Thiago ReisDo G1, em São Paulo
Dos 33.207 pretendentes no cadastro nacional, 30.705 barram
condição.
Hoje, 22% das crianças disponíveis têm alguma doença ou
deficiência.
Apenas 2.502 dos 33.207 pretendentes à adoção no país não
fazem restrição a crianças com algum tipo de deficiência ou doença, o que
representa 7,5% do total. É o que mostram dados do Conselho Nacional de Justiça
(CNJ), obtidos com exclusividade pelo G1.

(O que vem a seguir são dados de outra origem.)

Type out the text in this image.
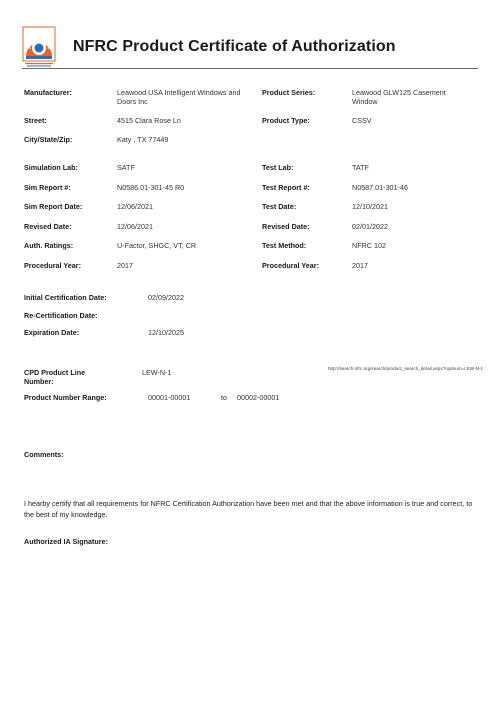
NFRC Product Certificate of Authorization
Manufacturer:	Leawood USA Intelligent Windows and Doors Inc
Street:	4515 Clara Rose Ln
City/State/Zip:	Katy , TX 77449
Product Series:	Leawood GLW125 Casement Window
Product Type:	CSSV
Simulation Lab:	SATF
Sim Report #:	N0586.01-301-45 R0
Sim Report Date:	12/06/2021
Revised Date:	12/06/2021
Auth. Ratings:	U-Factor, SHGC, VT, CR
Procedural Year:	2017
Test Lab:	TATF
Test Report #:	N0587.01-301-46
Test Date:	12/10/2021
Revised Date:	02/01/2022
Test Method:	NFRC 102
Procedural Year:	2017
Initial Certification Date:	02/09/2022
Re-Certification Date:
Expiration Date:	12/10/2025
CPD Product Line Number:
LEW-N-1	http://search.nfrc.org/search/product_search_detail.aspx?cpdnum=LEW-N-1
Product Number Range:	00001-00001	to 00002-00001
Comments:
I hearby certify that all requirements for NFRC Certification Authorization have been met and that the above information is true and correct, to the best of my knowledge.
Authorized IA Signature:
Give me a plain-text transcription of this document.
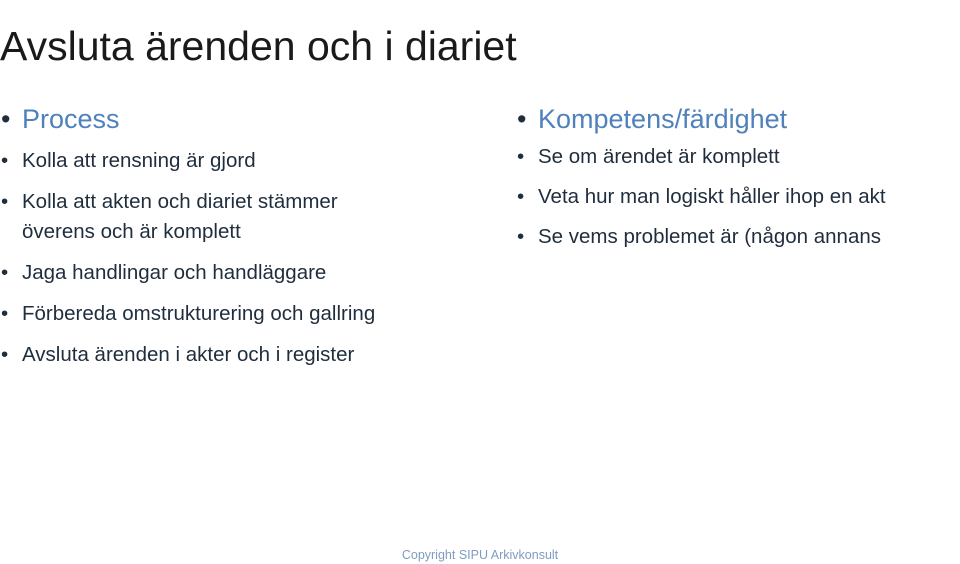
Avsluta ärenden och i diariet
• Process
• Kolla att rensning är gjord
• Kolla att akten och diariet stämmer
överens och är komplett
• Jaga handlingar och handläggare
• Förbereda omstrukturering och gallring
• Avsluta ärenden i akter och i register
• Kompetens/färdighet
• Se om ärendet är komplett
• Veta hur man logiskt håller ihop en akt
• Se vems problemet är (någon annans
Copyright SIPU Arkivkonsult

Existem hoje 5.699 crianças disponíveis no Cadastro Nacional
de Adoção. Do total, 1.256 (ou 22%) têm algum tipo de doença ou deficiência.
Para tentar aproximar os dois grupos, há um ano foi
sancionada pelo governo uma lei, a 12.955/14, que prioriza os processos de
adoção de crianças deficientes ou doentes crônicas. Para Antonio Carlos
Berlini, presidente da Comissão Especial de Direito à Adoção da OAB-SP, no
entanto, nada mudou.
“Embora a lei obrigue uma tramitação rápida, são raríssimos
os pretendentes que se dispõem a adotar uma criança com essas características.

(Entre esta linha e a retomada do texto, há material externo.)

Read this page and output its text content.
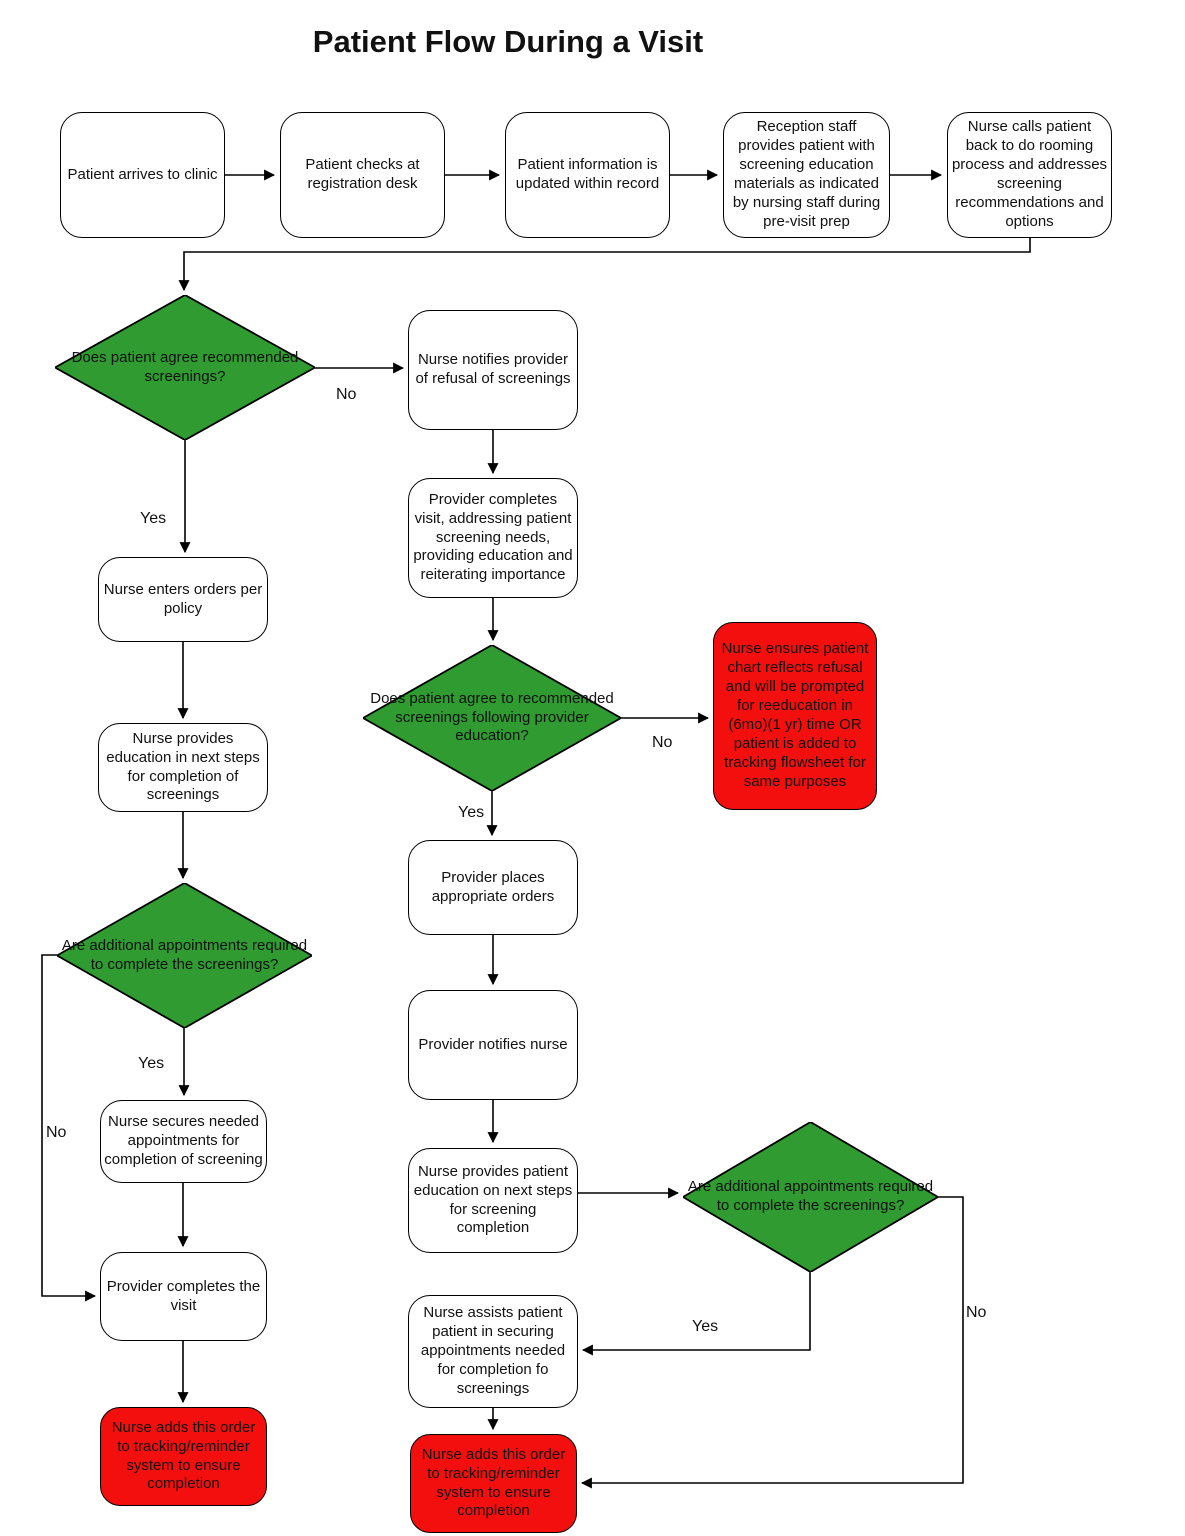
Patient Flow During a Visit
Patient arrives to clinic
Patient checks at registration desk
Patient information is updated within record
Reception staff provides patient with screening education materials as indicated by nursing staff during pre-visit prep
Nurse calls patient back to do rooming process and addresses screening recommendations and options
Does patient agree recommended screenings?
Nurse notifies provider of refusal of screenings
Provider completes visit, addressing patient screening needs, providing education and reiterating importance
Does patient agree to recommended screenings following provider education?
Nurse ensures patient chart reflects refusal and will be prompted for reeducation in (6mo)(1 yr) time OR patient is added to tracking flowsheet for same purposes
Provider places appropriate orders
Provider notifies nurse
Nurse provides patient education on next steps for screening completion
Are additional appointments required to complete the screenings?
Nurse assists patient patient in securing appointments needed for completion fo screenings
Nurse adds this order to tracking/reminder system to ensure completion
Nurse enters orders per policy
Nurse provides education in next steps for completion of screenings
Are additional appointments required to complete the screenings?
Nurse secures needed appointments for completion of screening
Provider completes the visit
Nurse adds this order to tracking/reminder system to ensure completion
No
Yes
No
Yes
Yes
No
Yes
No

O percentual já é baixo, e não quer dizer que na hora que estes sejam chamados
a adoção se concretize. Às vezes, os pretendentes conhecem a criança e não se
sentem prontos.”
Em 2014, apenas 26 crianças com alguma doença ou deficiência
acabaram adotadas – o número não tem sido muito diferente desde a implementação
do cadastro, em 2008. Em 2013, foram seis; em 2012, 24.

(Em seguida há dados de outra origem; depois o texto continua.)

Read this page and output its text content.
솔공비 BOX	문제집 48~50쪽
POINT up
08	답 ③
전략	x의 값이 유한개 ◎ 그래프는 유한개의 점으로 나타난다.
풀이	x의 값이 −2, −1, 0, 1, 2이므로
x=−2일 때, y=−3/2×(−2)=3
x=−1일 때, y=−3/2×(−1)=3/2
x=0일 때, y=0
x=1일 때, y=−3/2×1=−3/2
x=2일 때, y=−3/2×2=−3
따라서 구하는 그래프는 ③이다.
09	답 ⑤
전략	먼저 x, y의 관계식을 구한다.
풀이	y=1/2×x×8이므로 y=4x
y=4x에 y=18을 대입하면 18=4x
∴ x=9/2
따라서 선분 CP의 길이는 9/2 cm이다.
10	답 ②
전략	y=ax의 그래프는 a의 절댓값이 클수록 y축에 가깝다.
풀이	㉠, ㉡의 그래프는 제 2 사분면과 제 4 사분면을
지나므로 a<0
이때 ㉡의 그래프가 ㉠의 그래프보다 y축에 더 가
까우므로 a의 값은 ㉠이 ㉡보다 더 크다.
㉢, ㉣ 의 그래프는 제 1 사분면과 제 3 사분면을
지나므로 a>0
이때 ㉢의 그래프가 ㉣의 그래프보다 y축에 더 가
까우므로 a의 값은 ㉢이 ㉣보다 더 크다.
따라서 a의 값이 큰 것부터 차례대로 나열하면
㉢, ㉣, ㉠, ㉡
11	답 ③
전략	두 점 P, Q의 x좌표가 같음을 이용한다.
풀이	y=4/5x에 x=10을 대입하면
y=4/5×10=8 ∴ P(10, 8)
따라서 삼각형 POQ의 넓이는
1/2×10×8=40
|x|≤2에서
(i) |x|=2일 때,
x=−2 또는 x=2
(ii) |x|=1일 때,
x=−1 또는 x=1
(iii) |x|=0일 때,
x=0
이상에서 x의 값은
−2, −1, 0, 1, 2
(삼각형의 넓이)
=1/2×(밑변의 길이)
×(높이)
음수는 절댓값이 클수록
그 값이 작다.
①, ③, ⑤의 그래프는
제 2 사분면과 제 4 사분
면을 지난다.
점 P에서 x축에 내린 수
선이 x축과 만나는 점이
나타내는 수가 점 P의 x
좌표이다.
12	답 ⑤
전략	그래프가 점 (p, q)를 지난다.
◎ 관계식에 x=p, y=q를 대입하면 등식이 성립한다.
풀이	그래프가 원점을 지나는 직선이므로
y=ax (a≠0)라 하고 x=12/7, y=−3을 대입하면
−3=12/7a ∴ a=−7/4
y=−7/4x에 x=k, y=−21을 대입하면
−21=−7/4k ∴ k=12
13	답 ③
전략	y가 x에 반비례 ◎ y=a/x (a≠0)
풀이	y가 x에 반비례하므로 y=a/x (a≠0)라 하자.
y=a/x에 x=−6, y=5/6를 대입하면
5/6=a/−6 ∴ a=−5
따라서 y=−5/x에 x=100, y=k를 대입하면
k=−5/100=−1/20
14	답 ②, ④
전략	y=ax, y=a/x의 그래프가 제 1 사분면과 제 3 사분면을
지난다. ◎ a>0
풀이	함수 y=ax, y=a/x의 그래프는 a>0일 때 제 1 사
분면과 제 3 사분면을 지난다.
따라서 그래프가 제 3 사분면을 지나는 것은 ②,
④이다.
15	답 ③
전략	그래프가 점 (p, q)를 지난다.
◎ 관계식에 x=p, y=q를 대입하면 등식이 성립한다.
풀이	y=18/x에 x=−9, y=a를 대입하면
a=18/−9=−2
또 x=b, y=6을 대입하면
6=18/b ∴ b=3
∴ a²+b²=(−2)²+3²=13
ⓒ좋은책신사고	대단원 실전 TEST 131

“Não é preconceito. Falta informação e falta formação aos
pretendentes à adoção. Embora o artigo 50 do ECA (Estatuto da Criança e do
Adolescente) diga que é necessária a capacitação, por vezes ela é dada
superficialmente pelas varas de Infância e Juventude. Isso porque elas não têm
estrutura nem pessoal capacitado para levar essa mensagem da prioridade que
essas crianças têm sobre todas as outras. Falta alargar o horizonte do
pretendente à adoção, mostrando que há crianças mais necessitadas”, afirma
Berlini.
Para o presidente da comissão especial da OAB-SP, é preciso
fazer uma “busca ativa”. “Não dá para esperar que com o preenchimento de um
formulário em um balcão seja possível encontrar famílias para estas crianças
que mais precisam. É preciso refinar mais a busca dentro do próprio cadastro.”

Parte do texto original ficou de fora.